After quickly falling behind 5-0 in the first set, Azarenka summoned coach Sam Sumyk for a pep talk, a rare move considering she hasn’t used on-court coaching in years. After she told him her foot “f****** hurts,” Sumyk kept his advice simple. “You can walk away, or you can finish it,” and he advised her to walk away if she was indeed feeling pain. Instead, she raised her level of play, breaking Davis at 5-6 to force a second-set tiebreaker. But Azarenka remained compromised and lost the tiebreaker. She finished with 11 double faults and 43 unforced errors.
Azarenka was asked afterward whether she would have played this week if Indian Wells were not a WTA Premier mandatory tournament.
“I don’t know,” she said. “I wanted to play this tournament. I wanted to see how it is, because at some point you’ve got to test it. You know, thinking now, it might have been too early. But I wouldn’t know if I didn’t try.”
Her plans are up in the air for the Sony Open, another mandatory tournament that follows the BNP Paribas Open.
Friday wasn’t the first time that Azarenka attempted to play through obvious pain recently.

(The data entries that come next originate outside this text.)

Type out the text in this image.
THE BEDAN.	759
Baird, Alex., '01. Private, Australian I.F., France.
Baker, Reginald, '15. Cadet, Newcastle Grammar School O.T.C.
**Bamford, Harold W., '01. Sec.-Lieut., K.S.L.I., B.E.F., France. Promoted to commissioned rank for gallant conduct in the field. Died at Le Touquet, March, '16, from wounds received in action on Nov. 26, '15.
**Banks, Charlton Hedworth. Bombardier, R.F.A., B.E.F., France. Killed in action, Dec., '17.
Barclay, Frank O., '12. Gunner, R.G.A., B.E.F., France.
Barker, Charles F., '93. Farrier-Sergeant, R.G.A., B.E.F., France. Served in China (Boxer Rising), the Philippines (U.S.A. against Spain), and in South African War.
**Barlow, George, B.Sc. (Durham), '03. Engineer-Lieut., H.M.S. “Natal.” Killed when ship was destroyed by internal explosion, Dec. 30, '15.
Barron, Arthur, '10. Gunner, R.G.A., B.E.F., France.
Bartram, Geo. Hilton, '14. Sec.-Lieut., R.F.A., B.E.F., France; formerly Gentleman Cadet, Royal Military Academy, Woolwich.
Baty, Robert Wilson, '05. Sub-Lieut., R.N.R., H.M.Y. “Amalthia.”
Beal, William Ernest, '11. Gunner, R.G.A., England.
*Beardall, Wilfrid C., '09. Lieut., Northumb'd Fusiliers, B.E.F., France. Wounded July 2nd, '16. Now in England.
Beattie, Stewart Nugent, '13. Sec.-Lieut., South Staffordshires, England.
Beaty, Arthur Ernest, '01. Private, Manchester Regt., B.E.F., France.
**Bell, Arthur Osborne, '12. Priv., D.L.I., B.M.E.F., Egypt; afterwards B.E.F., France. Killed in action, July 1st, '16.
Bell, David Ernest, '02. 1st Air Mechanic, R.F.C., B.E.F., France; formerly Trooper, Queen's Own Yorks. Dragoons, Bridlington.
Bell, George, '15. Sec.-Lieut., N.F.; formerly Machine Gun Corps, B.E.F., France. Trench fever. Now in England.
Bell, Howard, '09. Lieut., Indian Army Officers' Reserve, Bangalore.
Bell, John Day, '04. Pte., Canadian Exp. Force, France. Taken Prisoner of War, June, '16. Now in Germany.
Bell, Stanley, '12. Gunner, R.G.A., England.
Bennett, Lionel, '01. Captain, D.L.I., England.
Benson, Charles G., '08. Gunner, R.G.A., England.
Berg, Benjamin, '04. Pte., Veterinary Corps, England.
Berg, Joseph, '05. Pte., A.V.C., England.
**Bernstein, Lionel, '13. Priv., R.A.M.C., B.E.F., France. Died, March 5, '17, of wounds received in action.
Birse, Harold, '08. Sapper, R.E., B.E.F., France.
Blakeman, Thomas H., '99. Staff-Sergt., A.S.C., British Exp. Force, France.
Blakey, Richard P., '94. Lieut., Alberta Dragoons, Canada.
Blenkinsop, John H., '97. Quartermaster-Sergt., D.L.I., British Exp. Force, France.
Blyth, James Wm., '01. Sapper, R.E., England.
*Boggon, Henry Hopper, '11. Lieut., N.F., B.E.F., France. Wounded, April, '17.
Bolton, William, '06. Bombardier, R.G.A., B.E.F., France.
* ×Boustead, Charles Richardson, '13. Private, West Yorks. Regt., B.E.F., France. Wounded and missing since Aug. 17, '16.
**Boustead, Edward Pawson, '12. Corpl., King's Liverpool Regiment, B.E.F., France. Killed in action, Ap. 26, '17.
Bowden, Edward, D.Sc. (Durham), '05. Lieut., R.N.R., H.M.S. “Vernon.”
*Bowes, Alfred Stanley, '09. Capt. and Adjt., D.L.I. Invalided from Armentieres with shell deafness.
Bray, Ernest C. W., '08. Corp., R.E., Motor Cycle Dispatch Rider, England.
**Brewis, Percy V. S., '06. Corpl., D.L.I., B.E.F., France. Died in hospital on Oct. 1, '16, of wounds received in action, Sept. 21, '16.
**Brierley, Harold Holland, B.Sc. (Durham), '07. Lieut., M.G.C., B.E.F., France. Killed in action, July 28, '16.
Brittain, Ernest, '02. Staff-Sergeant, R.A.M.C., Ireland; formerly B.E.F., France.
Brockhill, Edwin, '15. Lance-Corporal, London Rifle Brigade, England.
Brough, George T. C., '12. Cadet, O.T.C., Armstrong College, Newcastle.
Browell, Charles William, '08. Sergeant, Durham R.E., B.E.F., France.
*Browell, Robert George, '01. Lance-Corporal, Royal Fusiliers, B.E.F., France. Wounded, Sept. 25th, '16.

She played on against Li Na in the season-ending WTA Championships despite audible screams of pain over a back injury. She admitted after the 6-2, 6-1 loss that the discussion about her perceived frailty influenced her decision to keep playing. If she plays, she’s criticized for not retiring; if she retires, she’s criticized for seeming soft. But after this loss, Azarenka insisted that she wasn’t trying to make a point about her toughness.
“Whatever I do is for me,” she said. “I’m not trying to prove [anything to] anybody or try to make up ‑‑ I am who I am. I think you guys already learned that. I say what I think, I do what I think, and it will always be like that. I’m not creating a persona. I am who I am.”